L’art. 2545-quater ha consistentemente innalzato la quota di utili netti annuali da destinare a riserva legale, che passa dal 20 al 30%. Prescindendo dalle ragioni di compromesso «politico» sottese a tale modifica [[24]], è d’uopo notare che le cooperative che non usufruiscono dei benefici fiscali possono continuare a limitare al quinto degli utili netti annuali la quota di destinazione obbligatoria a riserva legale, ai sensi dell’art. 223-quinquiesdecies, 2° comma, disp. trans. [introdotto dall’art. 5, lett. mmm), d.lgs. 6 febbraio 2004, n. 37]; concedere questo beneficio alle sole cooperative costituite entro il 2003, come indurrebbe a pensare una superficiale lettura del combinato disposto del 1° e del 2° comma di questa disposizione transitoria, significherebbe invero originare una disparità di trattamento tra identiche fattispecie in contrasto con i princìpi costituzionali [[25]]. Sul piano sistematico, l’innalzamento della quota di utili netti annuali da destinare a riserva legale sembra collegarsi all’accresciuta possibilità di ricorso della cooperativa (anche a mutualità prevalente) a capitale di credito attraverso l’emissione di strumenti finanziari, risultando pertanto intimamente connesso con l’indice di indebitamento – non a caso parametrato al patrimonio netto – previsto dal successivo art. 2545-quinquies. Il costante obbligo di accantonamento a riserva legale trova del resto ragione nella sua stessa funzione di «cuscinetto» di protezione del capitale sociale, che nelle cooperative è variabile: caratteristica che, congiunta all’assenza della previsione legale di limiti minimi (disposti invece per la s.p.a. e la s.r.l.), ha tradizionalmente imposto un supplemento di tutela per i creditori in guisa da scongiurare il rischio di un capitale esiguo della società a fronte di un regime legale di responsabilità limitata dei soci [[26]]. Il 1° comma dell’art. 2545-quater individua nel trenta per cento degli utili netti annuali la quota minima da destinare a riserva legale; nel rispetto delle altre destinazioni obbligatorie (fondi mutualistici), lo statuto può tuttavia prevedere la devoluzione a riserva legale di quote più elevate di utili. In assenza di una simile previsione statutaria, l’assemblea ordinaria può [continua ..]

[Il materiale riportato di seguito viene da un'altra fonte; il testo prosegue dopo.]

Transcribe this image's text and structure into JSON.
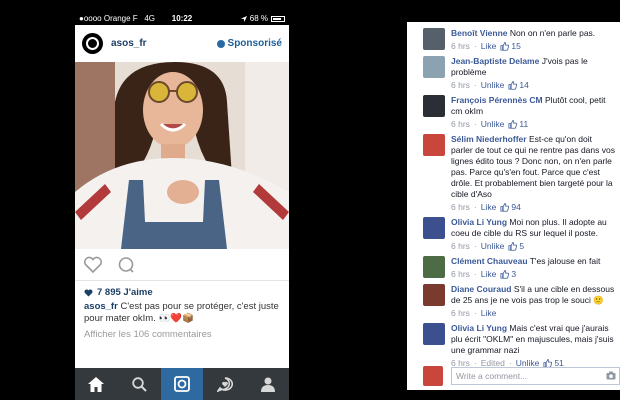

Dal confronto del 3° comma dell’art. 2545-quater con il secondo capoverso del corrispondente vecchio testo dell’art. 2536 emerge la centralità del ruolo dell’assemblea della società cooperativa nella materia delle destinazioni facoltative di utili [[32]]. La norma previgente poneva un ordine vincolante nella assegnazione della quota di utili che residuava dalle destinazioni obbligatorie a riserva legale ed ai fondi mutualistici, secondo il quale occorreva prima imputarla a rivalutazione delle quote e delle azioni, poi assegnarla ad altre riserve facoltative ed, infine, devolverla a fini mutualistici. L’attuale disposizione, per converso, investe inderogabilmente l’assemblea del potere di decidere in assoluta autonomia, fermo restando il rispetto dei parametri dell’indebitamento recati dal successivo art. 2545-quinquies, la sorte degli utili che residuano dalle destinazioni obbligatorie (riserva legale e fondi mutualistici). Di tal ché l’assemblea ordinaria può determinarsi, per sopperire ad esigenze di finanziamento della società, alla creazione di riserve facoltative con gli utili accantonati [[33]]: fondi questi che possono poi essere assegnati ai soci nell’osservanza delle modalità e dei limiti previsti dall’art. 2545-quinquies. È al riguardo da puntualizzare che il divieto di distribuire le riserve fra i cooperatori, elevato a tratto essenziale della «prevalenza» dalla lett. c) dell’art. 2514, non preclude l’istituzione, nelle cooperative protette, di riserve facoltative con i dividendi accantonati nel tetto dell’interesse massimo dei buoni postali fruttiferi, aumentato di due punti e mezzo rispetto al capitale effettivamente versato, posto dalla lett. a) della stessa norma; e deve conseguentemente ritenersi che la successiva assegnazione di queste riserve facoltative ai soci non comporta il venir meno del carattere di prevalenza [[34]].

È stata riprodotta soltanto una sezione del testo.